We are a friendly family church community situated in a village of about 2500, just to the west of Grantham with a variety of services and weekly activities for all ages and interests.
Come along and join in our Informal, Hands Free, Family Service on the 3rd Sunday of each month.
- Follow the service on the big screen - no hymn books required.
- We also have live music, modern worship tunes, and a drama or puppet sketch.
- Children take a large part in the service, taking the collection, doing the readings, and welcoming our congregation.
For quieter times, the 8.30am spoken Holy Communion and Morning Prayer services are ideal a chance to recharge those batteries after a busy week.
Our 10.00am services follow this pattern
1st Sunday Morning Praise
2nd Sunday Holy Communion
3rd Sunday Families Service
4th Sunday Morning Prayer
5th Sunday Cafe Church
They offer a mix traditional hymns and more modern worship tunes.
- During term time there are Sunday Clubs for school age children (younger children are welcome to attend with a carer).
We also offer both a ladies and a mens fellowship group, an informal singing group and house groups. In addition we work with the village Baptist Fellowship to offer Friday evening youth clubs for children in school year 3 or above.
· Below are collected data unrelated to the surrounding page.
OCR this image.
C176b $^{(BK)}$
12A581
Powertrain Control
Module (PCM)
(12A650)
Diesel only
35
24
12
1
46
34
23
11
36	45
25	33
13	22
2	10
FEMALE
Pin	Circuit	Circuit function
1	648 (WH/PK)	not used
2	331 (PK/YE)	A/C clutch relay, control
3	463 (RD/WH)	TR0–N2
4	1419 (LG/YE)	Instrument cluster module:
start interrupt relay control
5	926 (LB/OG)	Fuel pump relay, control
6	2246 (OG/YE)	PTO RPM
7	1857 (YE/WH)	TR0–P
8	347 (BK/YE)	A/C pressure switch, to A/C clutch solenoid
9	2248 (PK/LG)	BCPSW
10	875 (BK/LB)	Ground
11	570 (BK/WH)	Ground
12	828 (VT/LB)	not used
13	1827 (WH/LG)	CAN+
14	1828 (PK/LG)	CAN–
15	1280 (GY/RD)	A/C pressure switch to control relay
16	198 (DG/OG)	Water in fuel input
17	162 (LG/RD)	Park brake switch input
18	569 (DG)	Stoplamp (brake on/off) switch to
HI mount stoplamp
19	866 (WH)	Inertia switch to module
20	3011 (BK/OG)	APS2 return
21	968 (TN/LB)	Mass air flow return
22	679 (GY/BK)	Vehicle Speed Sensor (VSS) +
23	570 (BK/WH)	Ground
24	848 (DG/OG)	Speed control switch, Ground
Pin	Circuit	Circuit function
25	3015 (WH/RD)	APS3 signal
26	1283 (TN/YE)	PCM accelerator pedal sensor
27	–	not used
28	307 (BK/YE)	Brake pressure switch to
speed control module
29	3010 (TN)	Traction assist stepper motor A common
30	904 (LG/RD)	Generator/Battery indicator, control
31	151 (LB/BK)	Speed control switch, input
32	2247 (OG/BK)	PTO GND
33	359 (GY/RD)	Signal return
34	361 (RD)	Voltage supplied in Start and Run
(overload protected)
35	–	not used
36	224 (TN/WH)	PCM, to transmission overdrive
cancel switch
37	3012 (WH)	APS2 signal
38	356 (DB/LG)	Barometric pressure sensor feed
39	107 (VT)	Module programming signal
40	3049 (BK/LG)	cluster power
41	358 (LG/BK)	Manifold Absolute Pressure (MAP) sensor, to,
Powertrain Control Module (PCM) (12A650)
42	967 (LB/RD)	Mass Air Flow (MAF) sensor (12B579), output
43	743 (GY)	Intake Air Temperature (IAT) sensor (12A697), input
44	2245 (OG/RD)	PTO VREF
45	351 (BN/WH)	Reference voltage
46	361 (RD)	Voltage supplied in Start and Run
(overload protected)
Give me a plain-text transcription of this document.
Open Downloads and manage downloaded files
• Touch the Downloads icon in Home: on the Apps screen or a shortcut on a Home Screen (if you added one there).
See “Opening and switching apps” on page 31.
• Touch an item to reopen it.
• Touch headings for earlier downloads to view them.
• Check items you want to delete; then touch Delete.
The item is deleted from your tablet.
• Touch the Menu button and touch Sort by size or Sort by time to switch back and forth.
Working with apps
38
We are also very fortunate to have a peal of 6 bells and an active enthusiastic and talented team of ringers.
Our churchyard overlooks the Vale of Belvoir, and you are most welcome to sit awhile in the peace and quiet; a sanctuary in the hustle and bustle of modern life.
Our church stands in the centre of a roughly circular site, and it at least the second Christian place of worship to be built there. The nature of the site suggests that it may have been a focus for pre-Christian worship, before the first church was built. It was quite common for the early church to take over sites which were already regarded as sacred and ‘convert’ them to use for Christian worship.
The church referred to in the Domesday Book was probably wooden. We have no way of knowing when it was built, or whether it was the first Christian building on this site. The only indication of that church is some Saxon carving embodied in the present church structure. The present church is an ironstone and limestone building of the thirteenth and fourteenth centuries, consisting of a nave, with two arcades of four bays each, a chancel, a tower and spire containing six bells.